Hal kedua yang mencerminkan ketidakmandirian KI adalah berkaitan dengan dukungan administratif, keuangan dan tatakelola. Keseluruhan dukungan tersebut dilaksanakan oleh Sekretariat, sementara kesekretariatan sepenuhnya dilaksanakan oleh Pemerintah (Pasal 27). Sekretaris KI ditetapkan oleh Menteri yang tugas dan wewenangnya di bidang Komunikasi dan Informatika.
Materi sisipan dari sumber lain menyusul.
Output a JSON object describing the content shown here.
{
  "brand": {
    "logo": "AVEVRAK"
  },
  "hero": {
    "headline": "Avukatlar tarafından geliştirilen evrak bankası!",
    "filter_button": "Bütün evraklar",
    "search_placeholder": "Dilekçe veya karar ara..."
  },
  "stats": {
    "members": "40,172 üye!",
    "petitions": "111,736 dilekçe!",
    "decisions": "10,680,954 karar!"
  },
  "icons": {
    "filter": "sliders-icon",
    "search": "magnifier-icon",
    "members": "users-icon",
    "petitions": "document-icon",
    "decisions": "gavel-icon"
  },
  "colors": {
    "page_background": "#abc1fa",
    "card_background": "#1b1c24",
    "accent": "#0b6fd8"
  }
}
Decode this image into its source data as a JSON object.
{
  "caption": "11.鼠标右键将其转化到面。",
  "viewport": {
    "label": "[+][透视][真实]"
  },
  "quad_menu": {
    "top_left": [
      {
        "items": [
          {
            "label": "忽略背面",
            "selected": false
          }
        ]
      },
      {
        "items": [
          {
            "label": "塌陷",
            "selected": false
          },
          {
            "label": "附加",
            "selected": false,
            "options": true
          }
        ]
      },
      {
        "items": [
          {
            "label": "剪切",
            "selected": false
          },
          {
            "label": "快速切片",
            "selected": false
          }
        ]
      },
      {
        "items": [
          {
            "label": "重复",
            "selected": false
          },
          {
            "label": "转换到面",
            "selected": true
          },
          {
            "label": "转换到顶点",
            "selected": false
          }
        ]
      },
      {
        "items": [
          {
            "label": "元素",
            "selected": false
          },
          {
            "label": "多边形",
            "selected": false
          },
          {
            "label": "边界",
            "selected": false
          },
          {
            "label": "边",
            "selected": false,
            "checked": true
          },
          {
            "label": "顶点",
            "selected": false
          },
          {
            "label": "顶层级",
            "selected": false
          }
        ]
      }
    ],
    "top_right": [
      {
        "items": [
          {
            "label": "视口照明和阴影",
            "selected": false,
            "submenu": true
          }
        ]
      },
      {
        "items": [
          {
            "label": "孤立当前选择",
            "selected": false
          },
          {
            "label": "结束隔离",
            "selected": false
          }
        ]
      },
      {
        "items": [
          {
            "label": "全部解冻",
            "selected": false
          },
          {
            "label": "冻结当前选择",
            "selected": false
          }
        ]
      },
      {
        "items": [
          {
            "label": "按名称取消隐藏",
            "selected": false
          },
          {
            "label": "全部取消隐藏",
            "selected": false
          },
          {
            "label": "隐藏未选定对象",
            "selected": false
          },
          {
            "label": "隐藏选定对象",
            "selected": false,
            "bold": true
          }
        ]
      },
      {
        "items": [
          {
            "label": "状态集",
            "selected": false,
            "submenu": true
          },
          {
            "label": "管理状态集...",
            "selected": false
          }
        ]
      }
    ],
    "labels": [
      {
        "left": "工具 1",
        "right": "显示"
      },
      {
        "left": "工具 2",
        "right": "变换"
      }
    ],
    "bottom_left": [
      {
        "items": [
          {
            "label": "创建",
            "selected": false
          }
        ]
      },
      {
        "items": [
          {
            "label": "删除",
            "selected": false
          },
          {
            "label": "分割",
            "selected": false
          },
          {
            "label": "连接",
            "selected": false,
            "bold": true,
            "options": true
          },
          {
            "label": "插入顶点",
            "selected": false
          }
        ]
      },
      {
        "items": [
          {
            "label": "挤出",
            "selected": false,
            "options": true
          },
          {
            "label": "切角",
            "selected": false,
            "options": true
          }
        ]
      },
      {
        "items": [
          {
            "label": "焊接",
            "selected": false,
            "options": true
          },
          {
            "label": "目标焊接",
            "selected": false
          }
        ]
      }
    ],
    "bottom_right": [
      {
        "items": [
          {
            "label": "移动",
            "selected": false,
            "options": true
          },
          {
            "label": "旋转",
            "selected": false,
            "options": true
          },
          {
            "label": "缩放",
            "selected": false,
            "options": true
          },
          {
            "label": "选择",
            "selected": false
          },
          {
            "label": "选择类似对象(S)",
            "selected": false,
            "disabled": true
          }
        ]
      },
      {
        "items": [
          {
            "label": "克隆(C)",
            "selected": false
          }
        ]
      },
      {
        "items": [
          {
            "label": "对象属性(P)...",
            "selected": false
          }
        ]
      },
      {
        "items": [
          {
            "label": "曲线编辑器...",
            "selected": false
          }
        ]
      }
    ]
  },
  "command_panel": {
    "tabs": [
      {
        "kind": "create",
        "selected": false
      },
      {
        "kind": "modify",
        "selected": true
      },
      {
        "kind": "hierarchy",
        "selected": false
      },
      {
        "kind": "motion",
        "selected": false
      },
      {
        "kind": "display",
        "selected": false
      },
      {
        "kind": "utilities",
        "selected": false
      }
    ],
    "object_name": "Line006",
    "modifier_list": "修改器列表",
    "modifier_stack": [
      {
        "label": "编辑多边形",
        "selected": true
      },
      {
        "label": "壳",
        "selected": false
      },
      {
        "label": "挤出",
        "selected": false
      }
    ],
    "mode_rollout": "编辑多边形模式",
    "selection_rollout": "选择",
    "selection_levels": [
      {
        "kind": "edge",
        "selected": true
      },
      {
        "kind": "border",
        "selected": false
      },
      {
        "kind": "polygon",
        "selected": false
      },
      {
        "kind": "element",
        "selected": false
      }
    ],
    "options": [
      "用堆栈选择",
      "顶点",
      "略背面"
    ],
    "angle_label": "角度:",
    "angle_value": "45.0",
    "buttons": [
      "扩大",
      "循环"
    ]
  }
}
Ketiga, peraturan pelaksanaan KI harus dibawah Peraturan Pemerintah (Pasal 24 huruf (c)/Keputusan Rapat Kerja tanggal 20 Februari 2007). Keputusan ini seperti mengada-ada, karena pada pembahasan terakhir disepakati bahwa Peraturan Pemerintah hanya akan mengatur tentang batas waktu informasi yang dikecualikan dan tentang pengaturan ganti rugi bagi badan publik yang terkena sanksi. (Keputusan Rapat Tim Perumus tanggal 15 September 2007).

Keberadaan Peraturan Pemerintah, selain mereduksi kemandirian KI, juga dikhawatirkan akan memangkas kewenangan KI yang lebih luas. Preseden semacam ini telah terjadi pada Komisi Penyiaran. Seharusnya, semua mandat tentang petunjuk kerja KI langsung dirumuskan dalam RUU.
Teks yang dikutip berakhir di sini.